Overlapping CIDRs can be used if the flex network configuration is considered safe and passes internal system tests. There must be clean separation between flex networks and spine switch VRFs.

Subnets that have been granted access, appear in the Flex network detail page under Access Lists, grouped by their parent VCN.

Using the Service CLI

  1. Get the OCID of the Flex network you want to enable, using the list FlexNetwork command.

  2. Enable access to a configured Flex network.

    PCA-ADMIN> flexNetworkEnableAccess flexNetworkId=ocid1.exadata.unique_id \
subnetId=ocid1.subnet.unique_id
Status: Success
Data:
 id
 --
 ocid1.vcn.unique_id

  3. If you are using a secondary VNIC to access the Flex network, you must add a route to the Flex network CIDR address range for interface eth1 (the secondary VNIC).
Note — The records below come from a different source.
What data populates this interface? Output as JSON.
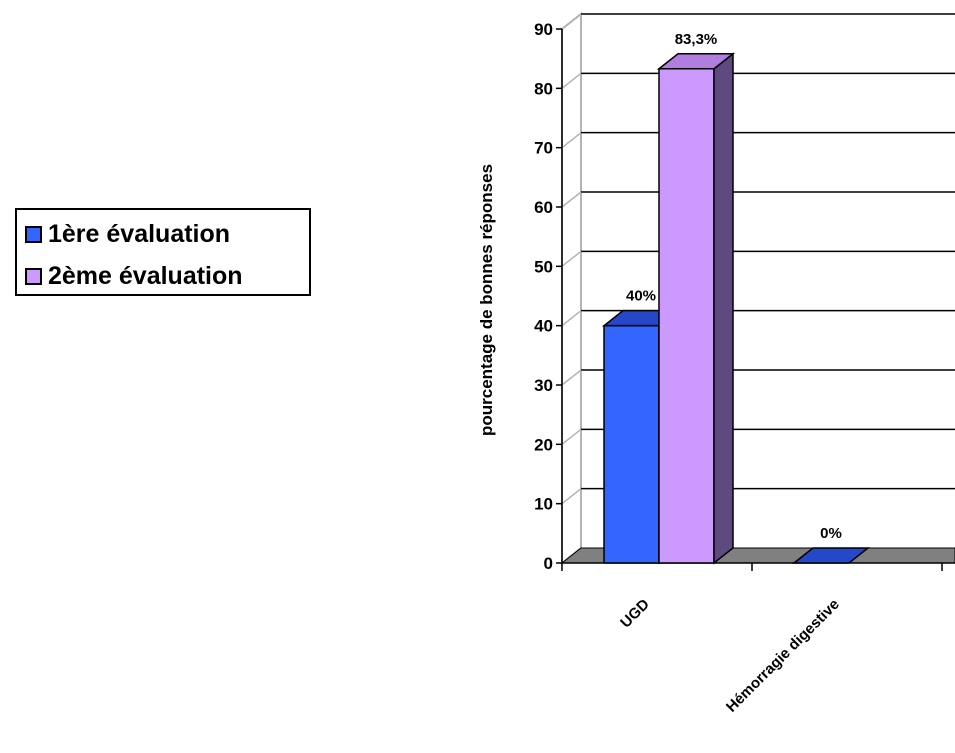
{
  "colors": {
    "series1": "#3366ff",
    "series1_top": "#2448c8",
    "series2": "#cc99ff",
    "series2_top": "#b07ee0",
    "series2_side": "#5e4a80",
    "floor": "#808080",
    "wall_line": "#b3b3b3"
  },
  "chart_data": {
    "type": "bar",
    "view": "3d-clustered",
    "categories": [
      "UGD",
      "Hémorragie digestive"
    ],
    "series": [
      {
        "name": "1ère évaluation",
        "values": [
          40,
          0
        ],
        "labels": [
          "40%",
          "0%"
        ]
      },
      {
        "name": "2ème évaluation",
        "values": [
          83.3,
          null
        ],
        "labels": [
          "83,3%",
          null
        ]
      }
    ],
    "ylabel": "pourcentage de bonnes réponses",
    "xlabel": "",
    "ylim": [
      0,
      90
    ],
    "yticks": [
      0,
      10,
      20,
      30,
      40,
      50,
      60,
      70,
      80,
      90
    ],
    "grid": true,
    "legend_position": "left"
  }
}
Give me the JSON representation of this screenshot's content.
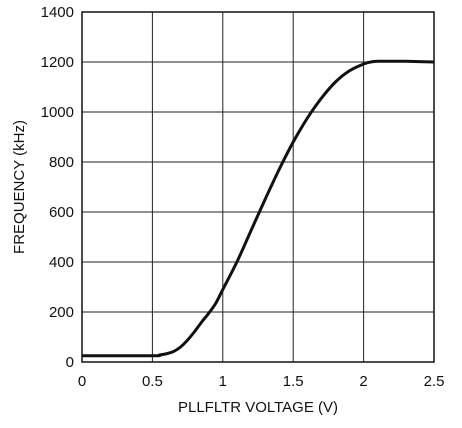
{
  "chart_data": {
    "type": "line",
    "title": "",
    "xlabel": "PLLFLTR VOLTAGE (V)",
    "ylabel": "FREQUENCY (kHz)",
    "xlim": [
      0,
      2.5
    ],
    "ylim": [
      0,
      1400
    ],
    "xticks": [
      0,
      0.5,
      1,
      1.5,
      2,
      2.5
    ],
    "xtick_labels": [
      "0",
      "0.5",
      "1",
      "1.5",
      "2",
      "2.5"
    ],
    "yticks": [
      0,
      200,
      400,
      600,
      800,
      1000,
      1200,
      1400
    ],
    "ytick_labels": [
      "0",
      "200",
      "400",
      "600",
      "800",
      "1000",
      "1200",
      "1400"
    ],
    "grid": true,
    "colors": {
      "line": "#111111",
      "grid": "#222222",
      "frame": "#111111"
    },
    "series": [
      {
        "x": [
          0,
          0.5,
          0.55,
          0.6,
          0.65,
          0.7,
          0.75,
          0.8,
          0.85,
          0.9,
          0.95,
          1.0,
          1.1,
          1.2,
          1.3,
          1.4,
          1.5,
          1.6,
          1.7,
          1.8,
          1.9,
          2.0,
          2.05,
          2.1,
          2.2,
          2.3,
          2.5
        ],
        "y": [
          25,
          25,
          28,
          33,
          42,
          60,
          88,
          122,
          160,
          195,
          235,
          290,
          400,
          525,
          650,
          770,
          880,
          975,
          1055,
          1120,
          1165,
          1192,
          1200,
          1203,
          1203,
          1203,
          1200
        ]
      }
    ]
  }
}
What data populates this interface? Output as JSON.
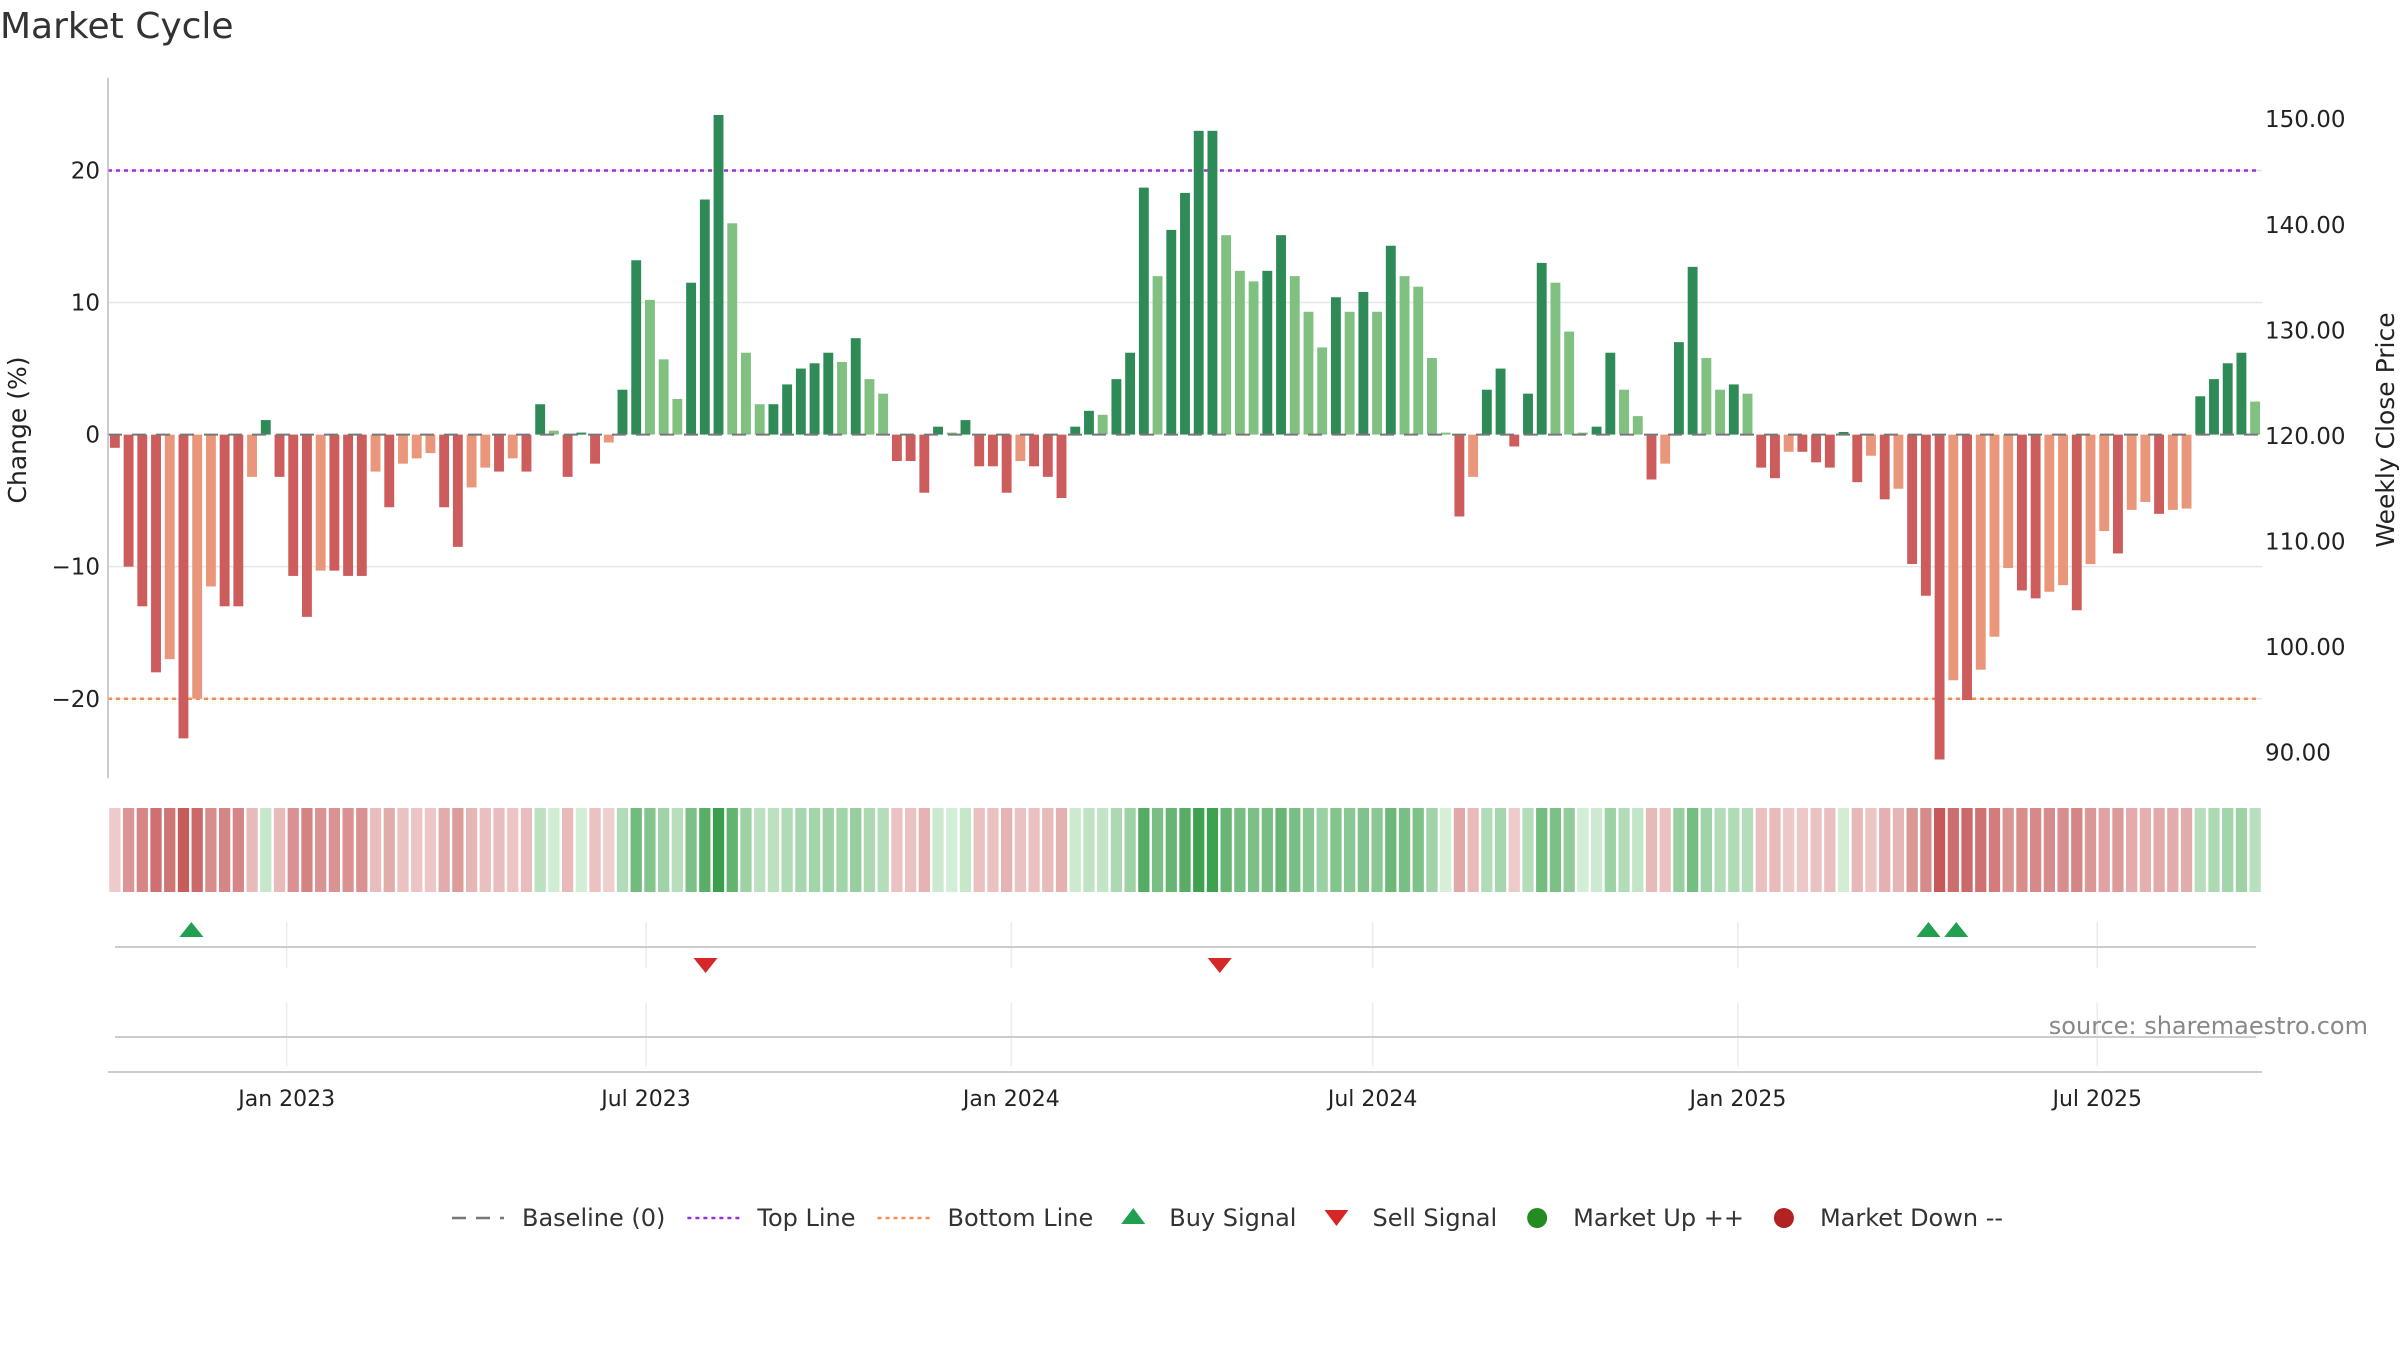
{
  "chart_data": {
    "type": "bar",
    "title": "Market Cycle",
    "ylabel": "Change (%)",
    "y2label": "Weekly Close Price",
    "ylim": [
      -26,
      27
    ],
    "y_ticks": [
      -20,
      -10,
      0,
      10,
      20
    ],
    "y_tick_labels": [
      "−20",
      "−10",
      "0",
      "10",
      "20"
    ],
    "y2_ticks": [
      90,
      100,
      110,
      120,
      130,
      140,
      150
    ],
    "y2_tick_labels": [
      "90.00",
      "100.00",
      "110.00",
      "120.00",
      "130.00",
      "140.00",
      "150.00"
    ],
    "y2lim": [
      87.6,
      153.9
    ],
    "top_line": 20,
    "bottom_line": -20,
    "grid": true,
    "legend_position": "bottom-center",
    "source": "source: sharemaestro.com",
    "x_start": "2022-10-03",
    "x_end": "2025-09-22",
    "x_ticks": [
      {
        "date": "2023-01-01",
        "label": "Jan 2023"
      },
      {
        "date": "2023-07-01",
        "label": "Jul 2023"
      },
      {
        "date": "2024-01-01",
        "label": "Jan 2024"
      },
      {
        "date": "2024-07-01",
        "label": "Jul 2024"
      },
      {
        "date": "2025-01-01",
        "label": "Jan 2025"
      },
      {
        "date": "2025-07-01",
        "label": "Jul 2025"
      }
    ],
    "values": [
      -1,
      -10,
      -13,
      -18,
      -17,
      -23,
      -20,
      -11.5,
      -13,
      -13,
      -3.2,
      1.1,
      -3.2,
      -10.7,
      -13.8,
      -10.3,
      -10.3,
      -10.7,
      -10.7,
      -2.8,
      -5.5,
      -2.2,
      -1.8,
      -1.4,
      -5.5,
      -8.5,
      -4,
      -2.5,
      -2.8,
      -1.8,
      -2.8,
      2.3,
      0.3,
      -3.2,
      0.1,
      -2.2,
      -0.6,
      3.4,
      13.2,
      10.2,
      5.7,
      2.7,
      11.5,
      17.8,
      24.2,
      16,
      6.2,
      2.3,
      2.3,
      3.8,
      5,
      5.4,
      6.2,
      5.5,
      7.3,
      4.2,
      3.1,
      -2,
      -2,
      -4.4,
      0.6,
      0.1,
      1.1,
      -2.4,
      -2.4,
      -4.4,
      -2,
      -2.4,
      -3.2,
      -4.8,
      0.6,
      1.8,
      1.5,
      4.2,
      6.2,
      18.7,
      12,
      15.5,
      18.3,
      23,
      23,
      15.1,
      12.4,
      11.6,
      12.4,
      15.1,
      12,
      9.3,
      6.6,
      10.4,
      9.3,
      10.8,
      9.3,
      14.3,
      12,
      11.2,
      5.8,
      0,
      -6.2,
      -3.2,
      3.4,
      5,
      -0.9,
      3.1,
      13,
      11.5,
      7.8,
      0.1,
      0.6,
      6.2,
      3.4,
      1.4,
      -3.4,
      -2.2,
      7,
      12.7,
      5.8,
      3.4,
      3.8,
      3.1,
      -2.5,
      -3.3,
      -1.3,
      -1.3,
      -2.1,
      -2.5,
      0.2,
      -3.6,
      -1.6,
      -4.9,
      -4.1,
      -9.8,
      -12.2,
      -24.6,
      -18.6,
      -20.1,
      -17.8,
      -15.3,
      -10.1,
      -11.8,
      -12.4,
      -11.9,
      -11.4,
      -13.3,
      -9.8,
      -7.3,
      -9,
      -5.7,
      -5.1,
      -6,
      -5.7,
      -5.6,
      2.9,
      4.2,
      5.4,
      6.2,
      2.5
    ],
    "signals": [
      {
        "date": "2022-11-14",
        "type": "buy"
      },
      {
        "date": "2023-07-31",
        "type": "sell"
      },
      {
        "date": "2024-04-15",
        "type": "sell"
      },
      {
        "date": "2025-04-07",
        "type": "buy"
      },
      {
        "date": "2025-04-21",
        "type": "buy"
      }
    ],
    "colors": {
      "up_strong": "#2e8b57",
      "up_weak": "#80c080",
      "down_strong": "#cd5c5c",
      "down_weak": "#e9967a",
      "top_line": "#9b30d0",
      "bottom_line": "#f28c50",
      "buy": "#20a050",
      "sell": "#d62728",
      "market_up": "#228b22",
      "market_down": "#b22222"
    },
    "legend": [
      {
        "label": "Baseline (0)",
        "kind": "dash",
        "color": "#777777"
      },
      {
        "label": "Top Line",
        "kind": "dot",
        "color": "#9b30d0"
      },
      {
        "label": "Bottom Line",
        "kind": "dot",
        "color": "#f28c50"
      },
      {
        "label": "Buy Signal",
        "kind": "tri-up",
        "color": "#20a050"
      },
      {
        "label": "Sell Signal",
        "kind": "tri-down",
        "color": "#d62728"
      },
      {
        "label": "Market Up ++",
        "kind": "circle",
        "color": "#228b22"
      },
      {
        "label": "Market Down --",
        "kind": "circle",
        "color": "#b22222"
      }
    ]
  }
}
Sign in to the compute instance configured with the secondary VNIC to add the route.

    [root@hostname]# Flex-CIDR-address-range via gateway dev vlan-interface

    For example, if the Flex address range is 192.168.0.0/24 and the gateway is 192.168.0.1 and the VLAN interface is bond0.900:

    [root@hostname]# 192.168.0.0/24 via 192.168.0.1 dev bond0.900

    This entry appears as a second interface in the IP routing table: 

    Destination Gateway      Genmask       Flags Metric Ref Use Iface
 . . . . . . . . . . . . . . . . . . . . 
 192.168.1.0 192.168.1.1 255.255.255.0 0     0      0       eth0 
 192.168.0.0 192.168.0.1 255.255.255.0 0     0      0       eth1

    A ping from the secondary VNIC, eth1, now succeeds to the Flex network.